Another blow to the head stunned him momentarily; Izates had evidently ordered the beating to continue while he contemplated the issue from a religious angle.
This was a situation far removed from what he had encountered upon his arrival in Arbela; then he had been not exactly welcomed, but treated with a reasonable amount of courtesy.
‘I’m pleased that the Lord has sent you to me,’ Izates had said to him on the day of Vespasian’s arrival.
They were standing on the immense battlements that crowned the oval hill of four hundred and fifty by three hundred and fifty paces upon which Arbela stood and had been standing for over six thousand years. The hill rose steeply, one hundred feet on all sides, to an almost flat top so that it stood like a huge base waiting for a mighty column to be raised upon it by the gods; a column that would reach the heavens and prop up the sky.
For longer than memory Arbela had dominated the Assyrian plain that stretched out in all directions, irrigated and fertile, a farmland that had given power to the ancient Assyrian Kings before they had been subjugated by first the Medes and then the Persians and then by Alexander. His victory over Darius III at Guagamela, just eighty miles away, had heralded almost three hundred years of Hellenic rule during which time Adiabene had managed to become an autonomous kingdom. Now this city, one of the oldest on earth, was subject to Parthia and it was over Parthia that Vespasian had been gazing, only half-listening to his royal host who seemed to have very little conversation other than theological.

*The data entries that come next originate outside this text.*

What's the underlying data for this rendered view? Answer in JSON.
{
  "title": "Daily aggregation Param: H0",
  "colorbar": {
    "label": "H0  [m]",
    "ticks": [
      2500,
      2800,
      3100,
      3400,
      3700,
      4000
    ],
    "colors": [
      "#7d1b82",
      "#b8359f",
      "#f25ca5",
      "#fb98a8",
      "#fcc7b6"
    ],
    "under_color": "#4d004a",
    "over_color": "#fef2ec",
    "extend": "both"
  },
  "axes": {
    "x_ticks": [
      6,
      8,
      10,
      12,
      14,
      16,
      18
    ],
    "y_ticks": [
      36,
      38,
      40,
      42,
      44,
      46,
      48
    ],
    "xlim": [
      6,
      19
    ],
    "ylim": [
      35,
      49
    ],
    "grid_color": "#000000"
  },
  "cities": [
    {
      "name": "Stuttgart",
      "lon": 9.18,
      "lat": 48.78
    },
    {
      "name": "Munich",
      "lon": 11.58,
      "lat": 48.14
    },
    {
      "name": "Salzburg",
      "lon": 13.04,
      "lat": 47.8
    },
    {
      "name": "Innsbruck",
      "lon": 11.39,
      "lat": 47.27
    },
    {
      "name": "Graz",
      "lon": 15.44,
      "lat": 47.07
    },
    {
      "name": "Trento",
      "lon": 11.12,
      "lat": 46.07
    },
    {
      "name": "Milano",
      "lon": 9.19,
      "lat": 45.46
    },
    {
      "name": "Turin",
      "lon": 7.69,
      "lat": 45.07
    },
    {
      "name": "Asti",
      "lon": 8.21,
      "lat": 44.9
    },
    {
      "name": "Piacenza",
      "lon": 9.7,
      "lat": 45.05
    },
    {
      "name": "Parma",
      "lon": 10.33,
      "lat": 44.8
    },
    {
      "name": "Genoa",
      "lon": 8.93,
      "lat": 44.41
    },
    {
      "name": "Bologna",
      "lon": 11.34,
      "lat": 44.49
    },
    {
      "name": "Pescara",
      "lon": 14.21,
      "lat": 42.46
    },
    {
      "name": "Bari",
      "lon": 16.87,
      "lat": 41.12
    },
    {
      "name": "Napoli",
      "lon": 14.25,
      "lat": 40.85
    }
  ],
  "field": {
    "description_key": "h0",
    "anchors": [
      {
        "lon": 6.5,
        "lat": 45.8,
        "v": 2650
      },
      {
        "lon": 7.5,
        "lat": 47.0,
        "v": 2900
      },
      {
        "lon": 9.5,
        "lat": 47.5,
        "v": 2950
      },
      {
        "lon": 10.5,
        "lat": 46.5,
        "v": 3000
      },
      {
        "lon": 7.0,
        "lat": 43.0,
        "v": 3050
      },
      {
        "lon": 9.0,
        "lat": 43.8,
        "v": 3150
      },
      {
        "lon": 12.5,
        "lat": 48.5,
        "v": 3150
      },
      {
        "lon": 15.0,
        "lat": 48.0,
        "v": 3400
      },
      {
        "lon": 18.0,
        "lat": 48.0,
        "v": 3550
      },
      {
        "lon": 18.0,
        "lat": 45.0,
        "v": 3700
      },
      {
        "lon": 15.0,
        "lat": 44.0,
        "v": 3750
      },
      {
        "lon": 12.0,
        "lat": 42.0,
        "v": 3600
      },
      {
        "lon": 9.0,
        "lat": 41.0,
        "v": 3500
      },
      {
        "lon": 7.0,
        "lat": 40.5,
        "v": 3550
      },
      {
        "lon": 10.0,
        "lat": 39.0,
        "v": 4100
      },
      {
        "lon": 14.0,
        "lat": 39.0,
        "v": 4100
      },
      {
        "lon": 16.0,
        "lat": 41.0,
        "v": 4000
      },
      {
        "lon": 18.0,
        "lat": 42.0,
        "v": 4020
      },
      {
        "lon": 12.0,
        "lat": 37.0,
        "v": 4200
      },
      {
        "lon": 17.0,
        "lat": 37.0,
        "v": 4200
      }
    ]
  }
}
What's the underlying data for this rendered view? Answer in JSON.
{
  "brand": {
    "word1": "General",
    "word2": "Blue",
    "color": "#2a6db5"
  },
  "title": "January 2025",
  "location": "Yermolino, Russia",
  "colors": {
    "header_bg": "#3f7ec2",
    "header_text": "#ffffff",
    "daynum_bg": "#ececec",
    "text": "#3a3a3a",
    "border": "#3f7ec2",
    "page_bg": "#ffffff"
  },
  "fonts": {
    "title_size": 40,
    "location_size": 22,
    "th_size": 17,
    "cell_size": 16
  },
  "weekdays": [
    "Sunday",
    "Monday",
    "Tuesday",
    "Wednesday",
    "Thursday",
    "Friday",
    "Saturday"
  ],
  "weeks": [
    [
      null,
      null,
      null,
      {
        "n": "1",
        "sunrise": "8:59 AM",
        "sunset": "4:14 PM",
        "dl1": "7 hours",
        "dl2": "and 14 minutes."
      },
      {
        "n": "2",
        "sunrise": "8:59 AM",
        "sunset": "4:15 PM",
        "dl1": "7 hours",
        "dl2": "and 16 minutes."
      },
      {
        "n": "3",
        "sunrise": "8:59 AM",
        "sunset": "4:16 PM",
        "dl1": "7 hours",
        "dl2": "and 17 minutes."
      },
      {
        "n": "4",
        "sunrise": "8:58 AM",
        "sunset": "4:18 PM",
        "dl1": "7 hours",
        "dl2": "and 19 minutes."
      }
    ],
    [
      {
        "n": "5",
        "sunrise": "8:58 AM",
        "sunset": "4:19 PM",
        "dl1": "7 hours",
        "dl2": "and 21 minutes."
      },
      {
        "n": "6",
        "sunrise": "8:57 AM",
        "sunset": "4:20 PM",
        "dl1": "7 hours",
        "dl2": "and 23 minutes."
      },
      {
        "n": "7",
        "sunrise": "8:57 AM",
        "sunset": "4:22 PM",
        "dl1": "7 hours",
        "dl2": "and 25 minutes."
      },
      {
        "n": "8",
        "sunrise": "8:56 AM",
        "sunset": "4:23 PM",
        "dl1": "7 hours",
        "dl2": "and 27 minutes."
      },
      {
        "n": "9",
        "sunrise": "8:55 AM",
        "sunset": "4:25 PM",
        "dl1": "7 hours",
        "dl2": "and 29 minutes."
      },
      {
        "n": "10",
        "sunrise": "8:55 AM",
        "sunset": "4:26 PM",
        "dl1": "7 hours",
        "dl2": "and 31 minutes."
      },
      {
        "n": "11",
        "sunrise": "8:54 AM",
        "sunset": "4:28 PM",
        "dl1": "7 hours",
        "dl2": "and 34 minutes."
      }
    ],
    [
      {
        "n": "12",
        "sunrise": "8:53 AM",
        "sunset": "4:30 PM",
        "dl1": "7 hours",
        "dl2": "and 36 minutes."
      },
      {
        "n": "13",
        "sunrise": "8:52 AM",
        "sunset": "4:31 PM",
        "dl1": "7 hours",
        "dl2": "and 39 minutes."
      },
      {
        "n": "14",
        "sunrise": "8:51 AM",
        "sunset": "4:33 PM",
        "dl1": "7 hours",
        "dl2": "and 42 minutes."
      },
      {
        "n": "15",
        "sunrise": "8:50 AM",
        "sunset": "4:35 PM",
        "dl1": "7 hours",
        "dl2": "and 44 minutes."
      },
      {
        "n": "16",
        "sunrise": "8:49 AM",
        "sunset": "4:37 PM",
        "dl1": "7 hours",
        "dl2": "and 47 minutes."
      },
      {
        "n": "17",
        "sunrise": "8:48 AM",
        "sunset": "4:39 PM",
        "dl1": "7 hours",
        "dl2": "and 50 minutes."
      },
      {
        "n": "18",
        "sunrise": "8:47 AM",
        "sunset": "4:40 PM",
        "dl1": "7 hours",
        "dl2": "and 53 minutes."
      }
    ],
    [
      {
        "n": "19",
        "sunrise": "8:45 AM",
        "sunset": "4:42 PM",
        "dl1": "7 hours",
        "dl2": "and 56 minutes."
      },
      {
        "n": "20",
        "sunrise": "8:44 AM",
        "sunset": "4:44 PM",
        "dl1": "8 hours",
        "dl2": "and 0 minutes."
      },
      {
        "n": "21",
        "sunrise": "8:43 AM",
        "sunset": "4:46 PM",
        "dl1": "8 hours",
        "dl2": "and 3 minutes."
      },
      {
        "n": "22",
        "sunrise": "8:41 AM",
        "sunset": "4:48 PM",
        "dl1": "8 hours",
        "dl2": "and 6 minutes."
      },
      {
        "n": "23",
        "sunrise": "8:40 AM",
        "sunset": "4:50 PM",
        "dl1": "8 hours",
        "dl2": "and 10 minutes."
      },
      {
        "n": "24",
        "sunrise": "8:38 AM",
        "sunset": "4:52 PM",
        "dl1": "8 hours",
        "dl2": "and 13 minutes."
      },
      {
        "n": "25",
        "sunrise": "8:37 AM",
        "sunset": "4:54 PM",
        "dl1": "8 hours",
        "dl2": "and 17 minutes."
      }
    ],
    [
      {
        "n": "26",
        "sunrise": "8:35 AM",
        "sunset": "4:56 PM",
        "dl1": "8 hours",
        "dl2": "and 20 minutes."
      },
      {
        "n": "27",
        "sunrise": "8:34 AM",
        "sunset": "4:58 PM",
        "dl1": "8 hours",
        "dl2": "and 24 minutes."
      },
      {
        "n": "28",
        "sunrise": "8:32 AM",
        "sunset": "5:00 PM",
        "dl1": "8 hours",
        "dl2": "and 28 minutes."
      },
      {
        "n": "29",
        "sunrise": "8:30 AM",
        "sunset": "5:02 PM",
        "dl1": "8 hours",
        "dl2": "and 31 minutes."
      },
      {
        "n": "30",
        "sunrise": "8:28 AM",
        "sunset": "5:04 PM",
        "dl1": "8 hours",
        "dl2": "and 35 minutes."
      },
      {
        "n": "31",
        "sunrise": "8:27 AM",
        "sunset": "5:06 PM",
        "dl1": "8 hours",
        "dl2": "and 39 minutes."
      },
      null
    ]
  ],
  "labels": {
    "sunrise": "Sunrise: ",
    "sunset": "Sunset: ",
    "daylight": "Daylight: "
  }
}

‘He has presented me with a way to solve a problem,’ Izates had carried on.
‘If I can be of service then I’d be only too pleased,’ Vespasian had replied absently. He had been led to think that his status was somewhat more than a hostage by the way that he had been greeted after his month-long journey south with the main force of Babak’s army. He had not been confined nor had he been guarded and the King had invited him on a tour of the battlements. Very soon he had bored Vespasian rigid with his talk of the Jewish god and rambling on about the prophet he had sent to save the Jews and those who feared their god by freeing them from the priests and all vestiges of human control on the most pure of religions — or something like that. Vespasian had not quite got to grips with the detail.